Какие воспоминания дарило ему прошлое? Их было множество, но все обрывочные, никак не желающие складываться в общую картину: что-то вдруг выпячивалось, становясь отчетливым, но, как только он принимался это разглядывать, черты стирались, и на месте прежних воспоминаний возникали новые, на первый взгляд более яркие и сильные. И Митя запутывался, не зная, чему отдать предпочтение: ведь всего было так много, и все казалось для него равно значительным, хотя многое было просто ненужным ему сейчас. Но ведь иногда и малое бывает звеном, которого недостает.
Вот об этом малом, недостающем ему звене он и думал сейчас по дороге на встречу.
«Что же такое — это малое? — думал он. — То, что еще совсем недавно не представляло для тебя никакого смысла, или довольно серьезное событие, оказавшее влияние на всю твою жизнь? Кажется, тогда, много лет назад, шел дождь?» Это он запомнил совершенно отчетливо. Дождь всегда жил в его памяти в виде некоего существа со своим особым голосом.
«Был вечер и дождь, и еще незнакомая, но очень назойливая мелодия сопровождала меня тогда. И я, как и сейчас, шел на встречу, от которой ожидал многого, потому что верил в предопределенность, Я шел тогда на встречу с женщиной, которую потом убил своими руками. И она сказала мне тогда, что любит меня. Зачем она сказала это? Чтобы потом умереть от моей руки?»
Митя вздрогнул. Ему показалось, что кто-то окликнул его. Он оглянулся. Никого из знакомых он не увидел, хотя улица и была заполнена людьми. Ему часто слышались какие-то голоса, возникающие из небытия, но он приказывал себе не вслушиваться в них. Но сейчас ему захотелось, забыв обо всем на свете, двинуться за этим голосом, показавшимся ему таким родным. Пойти за ним неважно куда и зачем, только бы отрешиться от этого мрака, от этого непонимания обычных вещей.
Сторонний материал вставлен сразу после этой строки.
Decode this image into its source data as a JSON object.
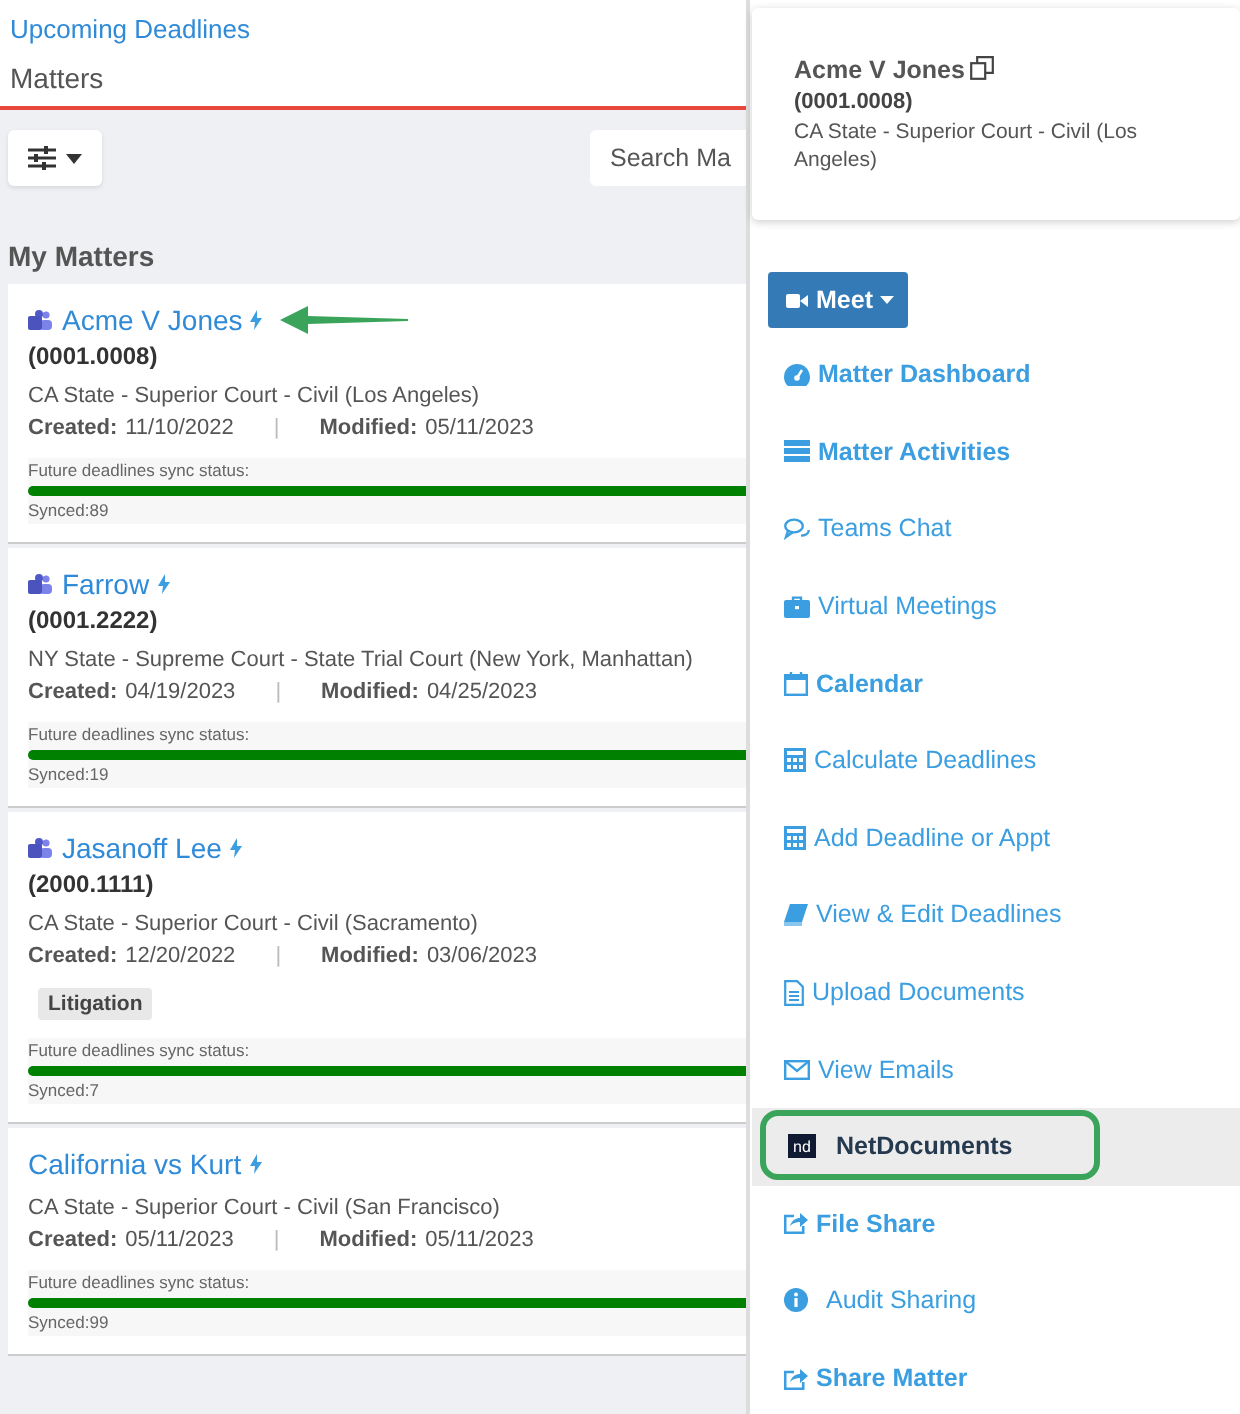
{
  "breadcrumb": "Upcoming Deadlines",
  "page_title": "Matters",
  "search": {
    "placeholder": "Search Ma"
  },
  "section_title": "My Matters",
  "matters": [
    {
      "name": "Acme V Jones",
      "number": "(0001.0008)",
      "court": "CA State - Superior Court - Civil (Los Angeles)",
      "created_label": "Created:",
      "created": "11/10/2022",
      "separator": "|",
      "modified_label": "Modified:",
      "modified": "05/11/2023",
      "sync_label": "Future deadlines sync status:",
      "level": 1,
      "synced": "Synced:89",
      "teams": true,
      "annotated": true
    },
    {
      "name": "Farrow",
      "number": "(0001.2222)",
      "court": "NY State - Supreme Court - State Trial Court (New York, Manhattan)",
      "created_label": "Created:",
      "created": "04/19/2023",
      "separator": "|",
      "modified_label": "Modified:",
      "modified": "04/25/2023",
      "sync_label": "Future deadlines sync status:",
      "level": 1,
      "synced": "Synced:19",
      "teams": true,
      "annotated": false
    },
    {
      "name": "Jasanoff Lee",
      "number": "(2000.1111)",
      "court": "CA State - Superior Court - Civil (Sacramento)",
      "created_label": "Created:",
      "created": "12/20/2022",
      "separator": "|",
      "modified_label": "Modified:",
      "modified": "03/06/2023",
      "tags": [
        "Litigation"
      ],
      "sync_label": "Future deadlines sync status:",
      "level": 1,
      "synced": "Synced:7",
      "teams": true,
      "annotated": false
    },
    {
      "name": "California vs Kurt",
      "court": "CA State - Superior Court - Civil (San Francisco)",
      "created_label": "Created:",
      "created": "05/11/2023",
      "separator": "|",
      "modified_label": "Modified:",
      "modified": "05/11/2023",
      "sync_label": "Future deadlines sync status:",
      "level": 1,
      "synced": "Synced:99",
      "teams": false,
      "annotated": false
    }
  ],
  "detail": {
    "name": "Acme V Jones",
    "number": "(0001.0008)",
    "court": "CA State - Superior Court - Civil (Los Angeles)"
  },
  "meet_button": "Meet",
  "menu": [
    {
      "label": "Matter Dashboard",
      "bold": true,
      "selected": false
    },
    {
      "label": "Matter Activities",
      "bold": true,
      "selected": false
    },
    {
      "label": "Teams Chat",
      "bold": false,
      "selected": false
    },
    {
      "label": "Virtual Meetings",
      "bold": false,
      "selected": false
    },
    {
      "label": "Calendar",
      "bold": true,
      "selected": false
    },
    {
      "label": "Calculate Deadlines",
      "bold": false,
      "selected": false
    },
    {
      "label": "Add Deadline or Appt",
      "bold": false,
      "selected": false
    },
    {
      "label": "View & Edit Deadlines",
      "bold": false,
      "selected": false
    },
    {
      "label": "Upload Documents",
      "bold": false,
      "selected": false
    },
    {
      "label": "View Emails",
      "bold": false,
      "selected": false
    },
    {
      "label": "NetDocuments",
      "bold": true,
      "selected": true,
      "logo_text": "nd"
    },
    {
      "label": "File Share",
      "bold": true,
      "selected": false
    },
    {
      "label": "Audit Sharing",
      "bold": false,
      "selected": false
    },
    {
      "label": "Share Matter",
      "bold": true,
      "selected": false
    }
  ]
}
Митя провел ладонью по лицу, на минуту ему почудилось (невероятно!), что он спит. Нет, это было наяву, и это было жизнью.
Голос опять позвал его.
— Иди за мной! — послышалось Мите. — Ничего не бойся. Будет боль. Конечно, так полагается — ведь ты живой. А потом наступит тишина, и ты навсегда обретешь покой, о котором мечтаешь. И никто не станет препятствовать этому. И не будет в прошлом ни любви, ни смертей. И улетят в небытие твои мысли, и никуда не надо будет спешить, потому что это все бессмысленно, потому что сама жизнь бессмысленна. И как только ты начинаешь это понимать, она превращается всего лишь в липкий комок грязи, который так легко отбросить с дороги. Но дорога эта ведет к безумию…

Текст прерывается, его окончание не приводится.